Tuesday, 19 September 2017

Swami Vivekananda - Sister Christine : 68


...Again, "each has an individual path which is known to the guru'; and his tendencies indicate whether he should take the path of devotion or worship, or of psychic control, or the path of knowledge of the Real, or of unselfish work. All paths lead to the goal, but one of these will present fewer obstacles to the aspirant. Having set the disciple on the path, the guru, like a loving mother, warns him of dangers, explains experiences that might otherwise alarm or dismay. He is the Guardian of the Threshold, not to forbid entrance, but to protect the neophyte against groundless fears. To him the disciple goes for courage. To him the disciple pours out his confidences and tells his experiences. He must tell them to no one else. His mantram, his ishtam, his experiences, must be, as Swamiji said, "not secret, but sacred." There must be the utmost devotion and unquestioning faith in the guru. "Would you jump out of window if I asked you to?" he once asked. He wanted a few disciples who had that kind of devotion. He needed that quality for his work. Again and again, he told the story of Guru Nanak (Govind Singh) who, putting his disciples to the supreme test, asked who would trust him even unto death. One came forward. He look him into his tent and in a few minutes the great leader came out, his sword dripping with blood. Again he put their faith in-him to test, and again one went into the tent with him and did not come out again. This was repeated until five had gone into the tent not to return. Then he threw open the tent-flap, and they saw their companions unharmed in the tent, and with them a goat which the Guru had killed. Is it to be wondered at that with disciples whose devotion was unto death it was possible for Guru Nanak (Govind Singh) to accomplish the great work he did? For, as Swamiji so often said:

"'The guru must be wonderful and the disciple must also be wonderful.'"*

"Worship your guru as God. He will take you to the other shore. Trust him through everything. 'Though my guru should visit the tavern and still, my guru is holy Nityananda still.' * — Have that kind of faith in him."
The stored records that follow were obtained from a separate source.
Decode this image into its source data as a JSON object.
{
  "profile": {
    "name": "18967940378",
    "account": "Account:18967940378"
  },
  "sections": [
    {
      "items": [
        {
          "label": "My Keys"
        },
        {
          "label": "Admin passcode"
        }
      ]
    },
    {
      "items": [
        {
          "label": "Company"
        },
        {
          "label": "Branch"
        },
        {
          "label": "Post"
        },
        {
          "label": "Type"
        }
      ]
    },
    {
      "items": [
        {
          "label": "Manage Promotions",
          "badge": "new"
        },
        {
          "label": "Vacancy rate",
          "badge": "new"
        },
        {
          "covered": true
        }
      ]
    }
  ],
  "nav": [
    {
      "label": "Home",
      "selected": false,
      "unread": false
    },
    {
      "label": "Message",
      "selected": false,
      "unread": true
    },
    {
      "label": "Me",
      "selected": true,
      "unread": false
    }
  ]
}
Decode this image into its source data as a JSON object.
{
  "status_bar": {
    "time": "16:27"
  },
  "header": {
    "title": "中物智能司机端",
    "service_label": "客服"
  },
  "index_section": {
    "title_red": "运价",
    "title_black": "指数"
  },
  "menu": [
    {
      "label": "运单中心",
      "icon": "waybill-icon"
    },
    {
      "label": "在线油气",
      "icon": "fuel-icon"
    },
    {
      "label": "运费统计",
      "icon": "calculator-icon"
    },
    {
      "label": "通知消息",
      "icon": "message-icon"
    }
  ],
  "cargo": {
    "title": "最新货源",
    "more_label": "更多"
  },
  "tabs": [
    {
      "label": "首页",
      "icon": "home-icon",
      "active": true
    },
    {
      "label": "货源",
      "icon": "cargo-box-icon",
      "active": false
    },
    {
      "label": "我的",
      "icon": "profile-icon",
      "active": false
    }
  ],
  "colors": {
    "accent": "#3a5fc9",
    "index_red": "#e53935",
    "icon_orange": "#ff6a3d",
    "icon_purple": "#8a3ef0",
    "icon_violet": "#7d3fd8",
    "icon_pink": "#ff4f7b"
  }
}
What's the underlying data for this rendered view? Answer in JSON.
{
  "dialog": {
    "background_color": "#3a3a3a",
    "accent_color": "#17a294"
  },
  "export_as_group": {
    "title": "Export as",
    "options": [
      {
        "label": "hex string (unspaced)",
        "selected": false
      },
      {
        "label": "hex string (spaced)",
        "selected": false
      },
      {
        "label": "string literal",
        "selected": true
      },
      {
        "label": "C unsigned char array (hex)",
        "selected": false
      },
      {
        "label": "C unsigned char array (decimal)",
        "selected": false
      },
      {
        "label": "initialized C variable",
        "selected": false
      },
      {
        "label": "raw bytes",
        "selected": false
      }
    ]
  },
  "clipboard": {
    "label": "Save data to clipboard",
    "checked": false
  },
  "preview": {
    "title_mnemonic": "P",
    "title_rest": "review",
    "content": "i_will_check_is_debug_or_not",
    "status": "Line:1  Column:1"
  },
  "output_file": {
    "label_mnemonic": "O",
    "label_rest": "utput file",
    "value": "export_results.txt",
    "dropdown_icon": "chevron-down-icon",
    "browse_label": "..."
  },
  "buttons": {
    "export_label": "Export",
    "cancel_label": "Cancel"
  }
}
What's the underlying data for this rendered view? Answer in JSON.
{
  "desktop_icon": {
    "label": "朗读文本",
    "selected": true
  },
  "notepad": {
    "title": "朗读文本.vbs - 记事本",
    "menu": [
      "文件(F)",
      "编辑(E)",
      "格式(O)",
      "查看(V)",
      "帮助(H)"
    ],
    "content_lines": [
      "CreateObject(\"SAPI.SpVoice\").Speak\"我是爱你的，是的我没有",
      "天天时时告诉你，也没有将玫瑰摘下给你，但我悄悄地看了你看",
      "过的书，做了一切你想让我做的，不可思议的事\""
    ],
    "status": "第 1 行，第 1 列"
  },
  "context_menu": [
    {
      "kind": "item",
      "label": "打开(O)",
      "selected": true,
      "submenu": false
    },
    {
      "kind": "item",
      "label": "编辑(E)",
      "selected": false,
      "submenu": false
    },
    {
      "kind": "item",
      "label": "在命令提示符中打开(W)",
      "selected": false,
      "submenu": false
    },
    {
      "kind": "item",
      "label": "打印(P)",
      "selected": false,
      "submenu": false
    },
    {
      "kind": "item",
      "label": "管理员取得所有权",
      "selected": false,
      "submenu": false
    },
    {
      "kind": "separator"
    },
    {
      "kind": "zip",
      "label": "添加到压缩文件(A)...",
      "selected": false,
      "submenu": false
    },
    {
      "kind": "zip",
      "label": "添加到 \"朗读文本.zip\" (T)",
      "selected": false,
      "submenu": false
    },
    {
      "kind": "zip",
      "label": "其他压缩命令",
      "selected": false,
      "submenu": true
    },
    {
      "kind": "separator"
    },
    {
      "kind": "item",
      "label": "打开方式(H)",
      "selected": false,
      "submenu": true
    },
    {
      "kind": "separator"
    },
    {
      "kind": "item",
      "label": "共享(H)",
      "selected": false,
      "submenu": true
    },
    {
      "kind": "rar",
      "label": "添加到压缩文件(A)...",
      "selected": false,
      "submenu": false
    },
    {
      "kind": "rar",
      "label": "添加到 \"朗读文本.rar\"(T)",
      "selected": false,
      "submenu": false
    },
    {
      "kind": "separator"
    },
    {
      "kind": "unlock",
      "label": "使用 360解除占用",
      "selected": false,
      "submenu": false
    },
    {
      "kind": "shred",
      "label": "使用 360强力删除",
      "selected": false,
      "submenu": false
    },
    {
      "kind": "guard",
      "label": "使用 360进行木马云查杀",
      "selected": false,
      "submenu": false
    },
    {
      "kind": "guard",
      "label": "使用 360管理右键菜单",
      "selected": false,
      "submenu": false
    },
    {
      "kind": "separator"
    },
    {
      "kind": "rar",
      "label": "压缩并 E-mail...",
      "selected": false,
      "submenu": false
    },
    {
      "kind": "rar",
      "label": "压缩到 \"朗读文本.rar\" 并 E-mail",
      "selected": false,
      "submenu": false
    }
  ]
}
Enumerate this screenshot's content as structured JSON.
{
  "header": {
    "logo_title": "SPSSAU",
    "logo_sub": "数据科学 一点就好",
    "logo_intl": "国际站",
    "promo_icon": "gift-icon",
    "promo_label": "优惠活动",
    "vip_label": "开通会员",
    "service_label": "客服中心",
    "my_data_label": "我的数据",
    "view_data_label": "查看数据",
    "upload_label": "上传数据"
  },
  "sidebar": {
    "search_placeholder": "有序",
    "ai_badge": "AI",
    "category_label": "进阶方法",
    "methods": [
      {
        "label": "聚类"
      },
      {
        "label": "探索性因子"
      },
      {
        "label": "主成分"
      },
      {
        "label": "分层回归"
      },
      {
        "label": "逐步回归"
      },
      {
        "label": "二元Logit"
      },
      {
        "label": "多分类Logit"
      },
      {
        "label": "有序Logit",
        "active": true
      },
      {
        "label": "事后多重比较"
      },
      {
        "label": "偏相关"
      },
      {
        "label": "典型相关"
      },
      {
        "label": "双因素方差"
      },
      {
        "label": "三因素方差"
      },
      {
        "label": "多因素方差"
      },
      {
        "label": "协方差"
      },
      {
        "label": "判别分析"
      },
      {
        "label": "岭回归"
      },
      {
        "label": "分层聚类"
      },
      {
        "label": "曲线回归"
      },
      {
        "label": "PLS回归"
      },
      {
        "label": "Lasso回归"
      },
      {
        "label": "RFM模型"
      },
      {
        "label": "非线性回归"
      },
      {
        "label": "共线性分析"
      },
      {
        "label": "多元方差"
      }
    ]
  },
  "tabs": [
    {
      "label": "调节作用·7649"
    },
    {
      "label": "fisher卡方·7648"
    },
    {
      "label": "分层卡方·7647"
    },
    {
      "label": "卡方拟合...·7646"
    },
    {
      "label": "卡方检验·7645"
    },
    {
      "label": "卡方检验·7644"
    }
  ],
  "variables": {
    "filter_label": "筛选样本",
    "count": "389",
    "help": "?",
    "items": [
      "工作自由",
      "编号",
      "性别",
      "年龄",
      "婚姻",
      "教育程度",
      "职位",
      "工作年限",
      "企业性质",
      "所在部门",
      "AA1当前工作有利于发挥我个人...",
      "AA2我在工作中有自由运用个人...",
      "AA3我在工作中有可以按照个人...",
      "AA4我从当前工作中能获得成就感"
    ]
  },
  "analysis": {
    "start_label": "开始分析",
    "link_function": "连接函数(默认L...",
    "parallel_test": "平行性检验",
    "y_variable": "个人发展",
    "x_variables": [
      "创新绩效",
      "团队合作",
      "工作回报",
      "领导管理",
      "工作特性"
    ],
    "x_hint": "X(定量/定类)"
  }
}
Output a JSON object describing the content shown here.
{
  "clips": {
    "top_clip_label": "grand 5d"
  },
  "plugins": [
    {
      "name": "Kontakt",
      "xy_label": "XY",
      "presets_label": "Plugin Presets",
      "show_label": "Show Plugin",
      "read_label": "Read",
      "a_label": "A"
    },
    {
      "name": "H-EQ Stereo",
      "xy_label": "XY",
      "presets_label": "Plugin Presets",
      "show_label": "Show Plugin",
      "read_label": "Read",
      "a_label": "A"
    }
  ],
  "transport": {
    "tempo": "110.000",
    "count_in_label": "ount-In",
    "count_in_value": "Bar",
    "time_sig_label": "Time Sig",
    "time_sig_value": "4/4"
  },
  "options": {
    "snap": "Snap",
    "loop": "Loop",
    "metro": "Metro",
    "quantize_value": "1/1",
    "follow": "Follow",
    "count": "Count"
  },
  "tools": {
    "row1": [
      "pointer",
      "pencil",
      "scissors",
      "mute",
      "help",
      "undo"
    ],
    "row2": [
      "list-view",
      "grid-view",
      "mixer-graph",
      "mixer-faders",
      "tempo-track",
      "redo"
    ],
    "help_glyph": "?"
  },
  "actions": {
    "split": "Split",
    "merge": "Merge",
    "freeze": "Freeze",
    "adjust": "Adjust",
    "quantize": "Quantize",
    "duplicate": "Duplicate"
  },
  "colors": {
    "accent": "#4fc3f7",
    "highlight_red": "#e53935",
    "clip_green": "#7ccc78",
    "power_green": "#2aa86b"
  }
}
"'Only those who go through the Sushumna (the path of Yogis) reach the Atman.'"

"They must go to a guru to learn."

"The guru is the vehicle by which the spiritual influence is brought to you."

Great as he himself was, one never felt inferior in his presence. In some indefinable way he made all who came into contact with him feel great. Was this because he had trained himself to see only the best in others and to make nothing of their faults and weaknesses? It was probably even deeper than that. Realizing himself as the Atman, it was his constant effort to see that Divine Self in others. Little faults can drop away, but That remains and shines forth. He knew us better than we knew ourselves. How constantly he voiced the highest truth as: "The greatest sin is to think yourself weak. No one is greater; realize you are Brahman. Nothing has power except as you bestow it. We are beyond the sun, the stars, the universe."